O'Reilly added that most boards fail to stop such leaders, swooping in only when the company is falling apart, because they have too many incentives (money, power) to see them succeed. It sounded an awful lot like Congress. And every former White House official who's finally speaking up.

You know where else you can find letter-perfect predictions of the president's current behavior? Self-help books dedicated to helping people break up with the rotten narcissists in their lives. Seriously. I started burrowing into them in the last few days, more on a daffy hunch than anything else, and it turned out I could basically open any page — and I mean any page — and find something relevant to the president's current behavior: That narcissists lurch between the role of victim and tormentor; that they are minor Shivas, destroyers of worlds; that they howl on and on about betrayal.

But it was this common thread that stood out: Pathological narcissists make a point of saying that their former partners would have been — and will be once again — nothing without them.

It rhymed with something a White House official recently said Trump was spewing about Pence: "All day, it was a theme of, 'I made this guy, I saved him from a political death, and here he stabbed me in the back.'"

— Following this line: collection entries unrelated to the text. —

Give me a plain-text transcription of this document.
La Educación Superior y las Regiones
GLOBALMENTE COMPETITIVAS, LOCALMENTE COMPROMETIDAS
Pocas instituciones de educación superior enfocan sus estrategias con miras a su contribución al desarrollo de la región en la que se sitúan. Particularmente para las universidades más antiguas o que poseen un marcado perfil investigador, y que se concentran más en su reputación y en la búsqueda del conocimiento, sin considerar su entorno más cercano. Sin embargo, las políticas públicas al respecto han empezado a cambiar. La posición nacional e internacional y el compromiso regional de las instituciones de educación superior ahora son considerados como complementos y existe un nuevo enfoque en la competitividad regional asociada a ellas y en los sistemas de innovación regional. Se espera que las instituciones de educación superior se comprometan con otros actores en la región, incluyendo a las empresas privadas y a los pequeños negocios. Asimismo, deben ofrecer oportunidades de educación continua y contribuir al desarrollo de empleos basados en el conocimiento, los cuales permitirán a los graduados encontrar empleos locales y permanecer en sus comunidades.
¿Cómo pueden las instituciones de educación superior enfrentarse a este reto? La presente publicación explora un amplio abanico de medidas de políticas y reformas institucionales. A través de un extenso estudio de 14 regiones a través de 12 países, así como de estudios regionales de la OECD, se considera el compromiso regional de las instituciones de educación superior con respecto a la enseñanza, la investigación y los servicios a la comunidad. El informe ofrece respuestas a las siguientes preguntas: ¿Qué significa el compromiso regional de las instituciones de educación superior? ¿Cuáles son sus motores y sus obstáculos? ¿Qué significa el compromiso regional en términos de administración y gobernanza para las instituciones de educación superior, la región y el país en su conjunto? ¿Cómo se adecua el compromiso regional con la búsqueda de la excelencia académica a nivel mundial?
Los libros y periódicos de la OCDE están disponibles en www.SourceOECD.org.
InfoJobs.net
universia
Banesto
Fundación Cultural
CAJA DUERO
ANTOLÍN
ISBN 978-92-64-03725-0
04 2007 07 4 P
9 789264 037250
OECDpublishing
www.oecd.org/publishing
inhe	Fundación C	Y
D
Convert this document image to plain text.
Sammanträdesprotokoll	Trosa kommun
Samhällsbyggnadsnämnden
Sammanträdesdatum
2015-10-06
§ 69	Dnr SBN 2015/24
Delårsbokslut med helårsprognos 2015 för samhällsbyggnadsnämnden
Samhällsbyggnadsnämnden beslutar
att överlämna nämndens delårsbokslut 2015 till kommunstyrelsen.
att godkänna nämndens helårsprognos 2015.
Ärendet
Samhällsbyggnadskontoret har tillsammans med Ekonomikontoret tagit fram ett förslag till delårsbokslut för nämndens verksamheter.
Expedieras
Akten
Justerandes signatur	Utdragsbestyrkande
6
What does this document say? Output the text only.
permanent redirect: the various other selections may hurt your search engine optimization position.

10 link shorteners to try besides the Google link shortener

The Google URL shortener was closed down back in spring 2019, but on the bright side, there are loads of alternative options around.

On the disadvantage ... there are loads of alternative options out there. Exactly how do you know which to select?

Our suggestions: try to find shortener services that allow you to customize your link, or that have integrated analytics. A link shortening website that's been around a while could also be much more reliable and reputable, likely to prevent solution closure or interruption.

I do not by any means wish to suggest that Trump's disordered personality is the key to understanding his presidency. It is, in some ways, almost tedious, exactly what makes him boring and uncomplicated, as shallow as a spoon.

But I also think it's impossible to understand Trump's behavior without looking at him through the prism of his pathologies, which at this moment are threatening lives. He may have made a robotic statement Thursday that condemned Wednesday's violence and implicitly conceded the election. It's too late. Trump remains a domestic security risk, and he's made us a target for our enemies. They know that a fragile, unbalanced man is at the helm, his nerves as combustible as dry leaves. He's desperate, and he's angry, and he's baitable. It makes us unsafe. We need to get him out.

You needn't be a particularly astute observer of the Trump presidency to understand that his incendiary, hateful policies and rhetoric and mirthful disregard for the law would one day end in violence. But you needn't be a particularly astute observer of character, either, to see that a man who feels no empathy, exploits ruthlessly, lies reflexively, seeks success at any cost and lives in terror of seeing it vanish would never go quietly.